Qu’est ce que c’est stressant. Elle regarde l’heure sans cesse. Tente de s’occuper. Ca m’emmerde, putain. Elle donne un semblant de sens à ses gestes. Elle se fait couler un café qu’elle ne boit pas. La porte du frigo, s’ouvre, se referme. Elle n’en sort rien, n’y range rien.
C’est le bordel, putain. Elle range. Réorganise. Revient à l’ancienne version. Sans cesse. Elle rature l’appartement puis se met d’accord sur un nouveau brouillon.
Elle regarde son téléphone. Etienne a laissé un vocal « coucou ! déso pour ce soir je sais qu’on devait se faire une bouffe et tout…mais y a Salim qui passe à Paris, il a loué une énorme baraque ». Sa voix est gênée, il essaie de parler ample pour mimer le ravissement genre putain, je vais m’éclater avec Salim, rien à voir avec le lien que tu m’as envoyé. Il ne l’évoque pas. Elle se demande je lui en parle, ou quoi. Elle entre, dans sa chambre à lui, tant pis là. Elle ouvre le placard, il y range son whisky. C’est sa seule richesse genre. Elle se sert un grand verre. Putain c’est dégueulasse, comment il peut boire ça. Elle envoie une photo de son verre sur whatsapp. Voilà, j’ai besoin de parler. Vraiment. C’est pas des blagues. Rentre s’il te plaît.

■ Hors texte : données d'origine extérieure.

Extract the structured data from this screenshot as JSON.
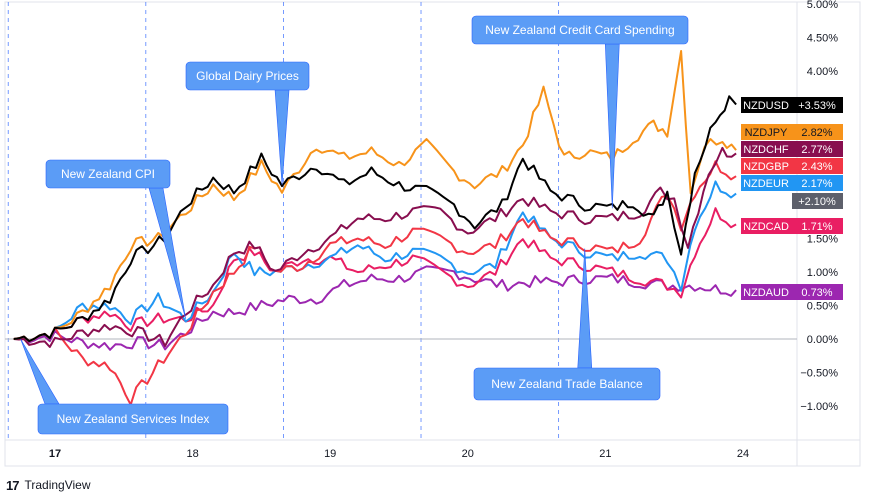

Lui, il a la haine. Il éteint rageusement sa clope. Il dit à Salim, j’ai la haine putain. Elle m’emmerde. Je suis pas son père, je suis pas son mec quoi.Salim demande mais c’est quoi le problème ? Rien, rien, des affaires de fric / Tu sais moi je peux te dépanner si besoin / Non, non c’est vraiment autre chose, c’est une sale histoire / Tu peux me parler tu sais il dit Salim / Ouais, je sais, je sais, t'es un vrai pote...dis tu peux me prendre un truc au bar ? Je vais l’appeler vite fait. Il s’arrête. Ca te dérange si elle nous rejoint ce soir ? Tu déconnes, cette meuf est excellente. Vas-y qu’elle vienne. Dis lui d’être sexy hein !! Non, Salim, ça non. C’est compliqué, s’il te plaît viens tu lui parles pas de ce genre de trucs / Waaaa relou…vous êtes tous devenus comme ça à Paris, là. Vous avez paumé vos couilles ou ça se passe comment ? Juste lui en parle pas stp / Ouais, tranquille, tranquille. Salim part en soupirant. Il appelle. Bon. Elle répond dit. Je peux pas parler au tel. Ca coupe. Il dit dans le vide. Viens, ce soir dans la baraque c’est à Ville d’Avray. Il écrit « viens ce soir  ». Il ajoute. « Pour l’instant je peux pas te donner plus ». Il attend en tremblant que le « vu » s’affiche. Il a peur de je ne sais pas quoi. Il se sent pas à la hauteur.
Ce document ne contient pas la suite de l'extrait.